Perhaps it was here, in the stark directness of the speech, in the urgent words about loved ones lost forever – son, sister, husband – that the explanation for the voiceless scream and the horror blazing in Hella’s black, strange eyes in the photograph with the dahlias seemed to lie. Perhaps the words Tamara Petkevich had put into Hella’s mouth sounded quite different in reality. They probably did. For it seems that Hella never had a son, that she knew nothing of her husband’s tragic fate at that time, so shortly after her release, when she was not allowed to go to any of the thirty-nine major Soviet cities and had to stay in the North. However, the details were not important yet. The words put in quotation marks, in Hella’s mouth, led me to start looking into her actual direct speech. Words that she spoke about herself.

And there was such a speech. A woman who had hitherto existed only through the words of others, in other people’s literary works – whether as the inspiration for Weil’s heroine or as a character in Tamara Petkevich’s memoir – this woman was herself a writer, a Russian writer.

„A Russian pisatelnitsa“ Hella is said to have ironically quipped, mercilessly mangling Russian words in a thick Czech accent while laughing in a hoarse voice. That was back in the camp. Back then, she wrote down poems on all sorts of scraps of paper. In free verse, in German. And because of this material that didn’t hold together, scattered all over the place, she casually called them notes – in German, lose Blätter, loose-leaf notes.

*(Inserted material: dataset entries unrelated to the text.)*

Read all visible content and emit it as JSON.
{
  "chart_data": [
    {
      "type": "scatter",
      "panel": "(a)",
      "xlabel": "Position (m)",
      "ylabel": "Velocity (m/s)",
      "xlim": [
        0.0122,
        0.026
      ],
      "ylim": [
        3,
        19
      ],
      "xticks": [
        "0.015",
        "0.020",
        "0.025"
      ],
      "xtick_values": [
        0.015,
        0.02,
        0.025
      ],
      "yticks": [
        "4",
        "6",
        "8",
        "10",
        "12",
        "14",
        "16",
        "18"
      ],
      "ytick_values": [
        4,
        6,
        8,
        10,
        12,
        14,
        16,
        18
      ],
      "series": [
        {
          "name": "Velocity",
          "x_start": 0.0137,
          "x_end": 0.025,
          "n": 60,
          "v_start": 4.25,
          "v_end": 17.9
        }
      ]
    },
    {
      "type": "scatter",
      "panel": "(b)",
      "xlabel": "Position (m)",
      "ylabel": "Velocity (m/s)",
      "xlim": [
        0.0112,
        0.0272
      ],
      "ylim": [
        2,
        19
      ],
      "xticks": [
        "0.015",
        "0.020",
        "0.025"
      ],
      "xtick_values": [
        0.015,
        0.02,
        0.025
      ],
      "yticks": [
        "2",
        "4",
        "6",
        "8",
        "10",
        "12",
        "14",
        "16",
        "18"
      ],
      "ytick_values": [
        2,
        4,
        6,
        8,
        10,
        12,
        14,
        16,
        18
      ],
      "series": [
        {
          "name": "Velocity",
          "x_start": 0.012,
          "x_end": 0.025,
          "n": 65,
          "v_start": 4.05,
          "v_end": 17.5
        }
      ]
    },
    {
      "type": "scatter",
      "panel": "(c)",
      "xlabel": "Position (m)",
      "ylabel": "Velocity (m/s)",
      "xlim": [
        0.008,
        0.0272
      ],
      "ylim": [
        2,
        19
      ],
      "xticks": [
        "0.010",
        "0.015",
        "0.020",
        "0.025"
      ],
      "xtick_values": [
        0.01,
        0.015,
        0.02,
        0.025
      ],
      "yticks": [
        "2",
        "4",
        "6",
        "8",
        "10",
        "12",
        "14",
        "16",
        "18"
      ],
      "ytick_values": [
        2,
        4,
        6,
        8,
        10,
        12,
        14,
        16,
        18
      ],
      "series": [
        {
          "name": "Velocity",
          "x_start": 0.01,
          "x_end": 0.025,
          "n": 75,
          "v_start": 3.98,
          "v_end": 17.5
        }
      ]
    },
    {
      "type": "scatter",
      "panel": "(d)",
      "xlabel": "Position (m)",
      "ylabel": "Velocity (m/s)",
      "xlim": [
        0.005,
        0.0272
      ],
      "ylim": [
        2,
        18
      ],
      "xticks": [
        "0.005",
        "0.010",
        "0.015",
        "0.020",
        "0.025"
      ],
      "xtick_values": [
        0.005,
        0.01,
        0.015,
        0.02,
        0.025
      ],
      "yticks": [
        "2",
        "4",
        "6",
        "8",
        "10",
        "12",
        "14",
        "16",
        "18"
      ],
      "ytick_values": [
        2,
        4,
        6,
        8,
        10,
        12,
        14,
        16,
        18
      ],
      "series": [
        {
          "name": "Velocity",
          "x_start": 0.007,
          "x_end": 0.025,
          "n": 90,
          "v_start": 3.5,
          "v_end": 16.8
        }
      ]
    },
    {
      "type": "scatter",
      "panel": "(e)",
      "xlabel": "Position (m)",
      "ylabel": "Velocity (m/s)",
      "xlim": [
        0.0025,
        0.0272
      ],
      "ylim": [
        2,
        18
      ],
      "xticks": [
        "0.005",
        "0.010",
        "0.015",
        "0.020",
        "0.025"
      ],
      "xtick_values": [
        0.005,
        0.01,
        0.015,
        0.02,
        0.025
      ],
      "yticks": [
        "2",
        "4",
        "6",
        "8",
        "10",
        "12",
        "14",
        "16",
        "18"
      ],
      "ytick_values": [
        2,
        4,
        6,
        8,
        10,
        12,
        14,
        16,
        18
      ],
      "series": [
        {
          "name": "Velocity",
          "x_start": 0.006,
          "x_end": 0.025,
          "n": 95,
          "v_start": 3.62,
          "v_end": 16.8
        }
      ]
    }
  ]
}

She spoke directly – in a foreign, Russian language – about herself in her own memoir, which she began to write in the second half of the 1950s, after she could definitively leave exile, after she was rehabilitated, after she was allowed to return to Moscow, to a twelve-square-metre room in a communal apartment she was given on Pervaya Cheryomushkinskaya Street (later Dmitry Ulyanov Street) on top of her cleared name. She began to write at the instigation of her acquaintances, two St Petersburg women writers. It was meant to be a type of therapy – a treatment for the illness that had taken root in Hella’s mind from the day of her arrest, and perhaps much earlier, and which remained with her for life despite repeated stays in the psychiatric hospital (in Solovyovka, as is mentioned many times in her letters). She was to write herself out of everything she had gone through, out of all her traumas. She was to write about interwar Czechoslovakia, about how she had fallen for the communist ideals, about red Moscow full of propaganda, about the Moscow of strangers and favoured experts, about the haze of foreign goods and self-importance, about the Comintern, which Stalin decided to gradually dismantle in 1937, about how the violent whirlwind also swept her and her husband away, about how she tried to drown herself in the northern Vychegda river during the transport to the camp, about how her fellow prisoners – otherwise indifferent and numb, the same prisoners as herself – saved her from death in the icy water and from the subsequent bullet for this attempted „escape.“ She should have written about all of it. She should have written about so much more. But with the exception of the last incident, the jump from the freight tugboat, she had disregarded it all, pushed it out of her mind, letting it resound as a very distant, barely audible echo, at most. She had failed in her therapeutic task. Instead of a healing memoir, she wrote heart-wrenching prose.